Although amino acid sequence conservation is generally thought of in context of mature native protein structure, the possibility that the cysteine-associated distribution of aromatic residues detected in linear protein sequence data might be conserved to intentionally function in nascent protein or other premature non-native protein structures must also be considered. The presence of an appropriate export leader sequence or other extracellular reference was identified for each of the proteins evaluated here, confirming that all of these cysteine-rich proteins are targeted for export via the endoplasmic reticulum (ER), where they would all be subjected to the same protein folding environment and quality control inspection. Analogous positioning of aromatic residues near essential cysteines in multiple extracellular protein families may be relevant to protein folding, quality control or trafficking, in light of evidence suggesting an aromaticbased recognition of ER folding substrates by Protein Disulfide Isomerase [20,21].

We postulate that the Cys-associated placement of aromatic functionality, observed in four major disulfidestabilized protein families, represents the conservation of a common element for either facilitating and/or signaling changes in protein conformation as part of the protein folding/quality control process in the ER. In particular, placement of a conserved aromatic site near essential cysteines might allow one or more of the growing list of ER-resident chaperones, like Disulfide Isomerase, to more easily recognize unfolded or misfolded domains where critical disulfides are either reduced or scrambled, by virtue of interaction with aromatic groups whose positions have been evolutionarily restricted to facilitate detection in non-native folding intermediates. Subsequent achievement of native disulfide configuration and the consequential establishment of a mature protein conformation where exposed aromatic groups become sufficiently concealed from any Phe/Tyr-specific ER binding proteins could contribute to signaling readiness for export.

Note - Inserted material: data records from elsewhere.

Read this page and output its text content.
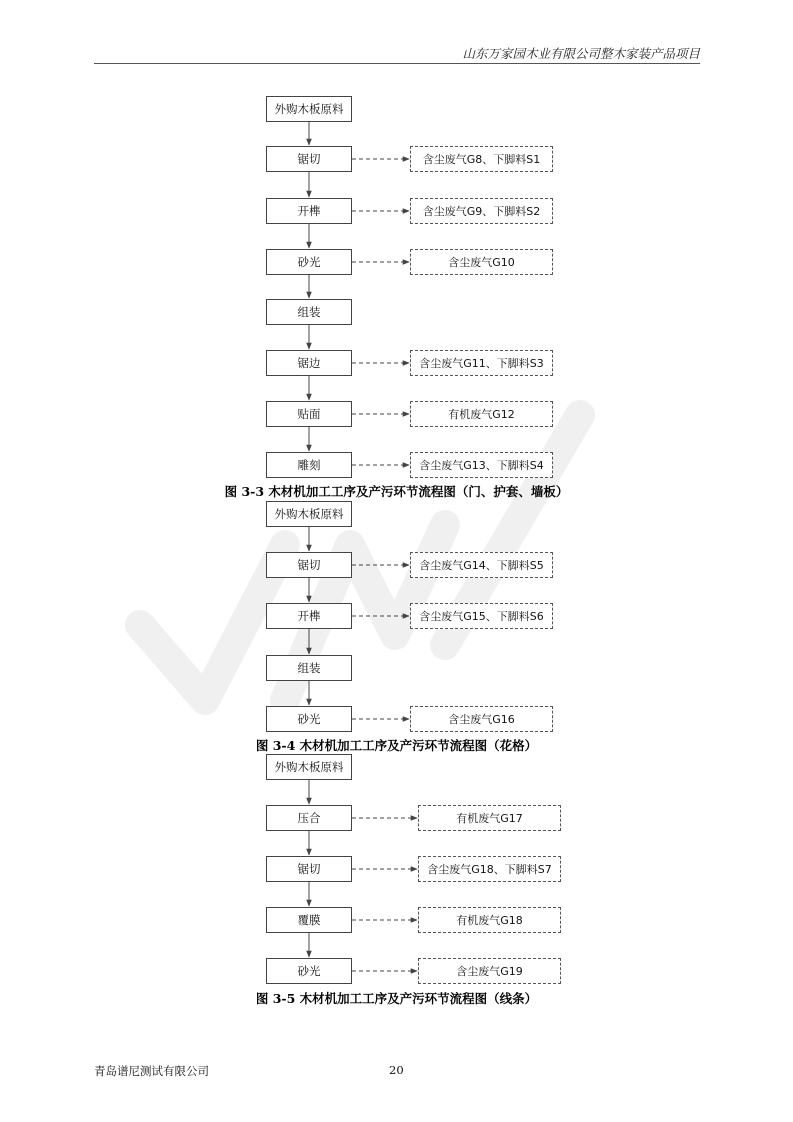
山东万家园木业有限公司整木家装产品项目
外购木板原料
锯切	含尘废气G8、下脚料S1
开榫	含尘废气G9、下脚料S2
砂光	含尘废气G10
组装
锯边	含尘废气G11、下脚料S3
贴面	有机废气G12
雕刻	含尘废气G13、下脚料S4
图 3-3 木材机加工工序及产污环节流程图（门、护套、墙板）
外购木板原料
锯切	含尘废气G14、下脚料S5
开榫	含尘废气G15、下脚料S6
组装
砂光	含尘废气G16
图 3-4 木材机加工工序及产污环节流程图（花格）
外购木板原料
压合	有机废气G17
锯切	含尘废气G18、下脚料S7
覆膜	有机废气G18
砂光	含尘废气G19
图 3-5 木材机加工工序及产污环节流程图（线条）
青岛谱尼测试有限公司	20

In theory, the incorporation of a single, simple, generic determinant marking non-native protein structure would constitute the most efficient system for inspecting the enormous variety of disulfide configurations and protein conformations presented by the diverse population of disulfide-dependent protein structures that transit the ER. This capability could be especially important in monitoring the folding/assembly of repetitive or multi-subunit superstructures where the presence of an easily recognized, position-restricted determinant that demarcates and potentially facilitates the segregation of individual modules within these larger proteins during folding and assembly would seem advantageous. If or how such an aromatic “folding sensor” might cooperate with established glyco-based protein inspection systems should be considered.